PGL-I antibody. Findings from Venezuela indicate a high relative risk of developing clinical disease in individuals with high levels of antibodies for the phenolic glycolipid. However, this type of survey would not be useful as a screening test to identify high-risk individuals since a large proportion of cases came from individuals with low levels of antibody response.

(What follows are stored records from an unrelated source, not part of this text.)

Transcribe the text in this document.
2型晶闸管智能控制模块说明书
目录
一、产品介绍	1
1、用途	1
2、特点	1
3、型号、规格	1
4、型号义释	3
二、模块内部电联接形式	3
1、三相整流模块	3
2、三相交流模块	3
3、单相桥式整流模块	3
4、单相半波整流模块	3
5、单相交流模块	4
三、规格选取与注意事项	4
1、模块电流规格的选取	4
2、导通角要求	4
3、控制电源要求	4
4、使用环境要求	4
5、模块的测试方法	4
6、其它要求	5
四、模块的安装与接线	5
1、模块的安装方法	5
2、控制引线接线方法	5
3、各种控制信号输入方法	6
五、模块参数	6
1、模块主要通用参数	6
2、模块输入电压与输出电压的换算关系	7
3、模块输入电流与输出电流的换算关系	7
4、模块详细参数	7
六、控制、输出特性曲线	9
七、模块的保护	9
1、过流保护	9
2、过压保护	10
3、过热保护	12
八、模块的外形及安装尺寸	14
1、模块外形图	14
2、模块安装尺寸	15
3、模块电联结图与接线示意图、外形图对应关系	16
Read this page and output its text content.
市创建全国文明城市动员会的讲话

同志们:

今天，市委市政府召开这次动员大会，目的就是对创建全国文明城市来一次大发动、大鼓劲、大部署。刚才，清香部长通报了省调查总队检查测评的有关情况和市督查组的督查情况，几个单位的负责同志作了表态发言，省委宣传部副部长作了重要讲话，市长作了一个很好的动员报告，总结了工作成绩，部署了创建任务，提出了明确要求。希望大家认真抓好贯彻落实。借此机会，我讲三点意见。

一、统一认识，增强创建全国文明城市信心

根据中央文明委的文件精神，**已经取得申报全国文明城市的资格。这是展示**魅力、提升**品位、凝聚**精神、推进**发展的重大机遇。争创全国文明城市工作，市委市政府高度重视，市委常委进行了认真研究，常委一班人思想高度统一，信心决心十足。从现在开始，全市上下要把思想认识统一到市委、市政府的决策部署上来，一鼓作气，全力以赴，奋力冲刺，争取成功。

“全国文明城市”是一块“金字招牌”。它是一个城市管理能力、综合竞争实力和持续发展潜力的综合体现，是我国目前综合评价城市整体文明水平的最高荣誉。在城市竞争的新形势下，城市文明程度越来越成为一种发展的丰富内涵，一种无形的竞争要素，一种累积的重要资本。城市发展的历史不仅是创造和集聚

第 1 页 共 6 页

Findings from Malawi, which are of a cross-sectional nature, do not indicate any predictive value for the PGL antibodies; the levels are similar in contacts as well as noncontacts.
Skin-test antigens
M. leprae-derived soluble antigens, particularly the Rees and the Convit antigens, are being used for research purposes. Results from Venezuela show that the Convit antigen indurations are positively and strongly correlated to the Mitsuda antigen late reactions. However, results from Malawi and India bring out the deficiencies with these antigens in terms of reproducibility, sensitivity, and specificity.
Development of second-generation subunit vaccines
The recent application of recombinant DNA technologies, together with the availability of M. leprae-specific monoclonal antibodies and the ability to derive M. leprae-specific T-cell clones, has led to the identification and characterization of at least six major protein antigens from M. leprae. Based on this approach, the identification of those antigens which are capable of evoking an appropriate cellular immune response in man should contribute to the development of a new generation of leprosy vaccines. Several groups are actively engaged in attempts to introduce genes coding for mycobacterial antigens into various potential vaccine vehicles, including vaccinia virus, BCG, and Salmonella. In addition, several recent reports suggest that M. leprae cell-wall-associated antigens may be candidates for a subunit vaccine.
Methodological and design issues
Like most vaccine trials, those for leprosy should, in general, include: a) prior evidence of protection as, for example, from animal studies, sensitization studies, etc.; b) selection of trial area, trial groups and determination of sample size; c) choice and definition of "control" and vaccine groups and dose of vaccine; d) revaccination criteria, when indicated; c) procedures for avoiding bias, such as randomization, coding, "blinding," etc.; 0 exclusion criteria; g) standardization of leprosy diagnosis; h) quality control of vaccines and field procedures; i) resurvcys and provision to monitor adverse effects; j) information system, including data processing; and k) duration of trial and rules for stopping.
Additional epidemiological information from vaccine trials
While the trial should, in principle, concentrate on its specific objectives, the population base and the resources deployed permit, in general, the gathering of critical epidemiological information (such as trends in incidence rates) with very little additional effort. Such information is generally of value in interpreting the trial results. Care should be taken that this extra effort is kept separate and does not interfere with the conduct of the vaccine trial.
Conclusions
Vaccine trials should be carried out simultaneously in different areas of the world with uniform methodology which includes procedures, vaccines and doses.
At least one large-scale trial should compare the three candidate vaccines currently available, BCG plus killed M. leprae, the ICRC bacillus, and the M. w bacillus.
Serious consideration should be given to immunothcrapeutic and immunoprophylactic trials in view of their importance to control programs.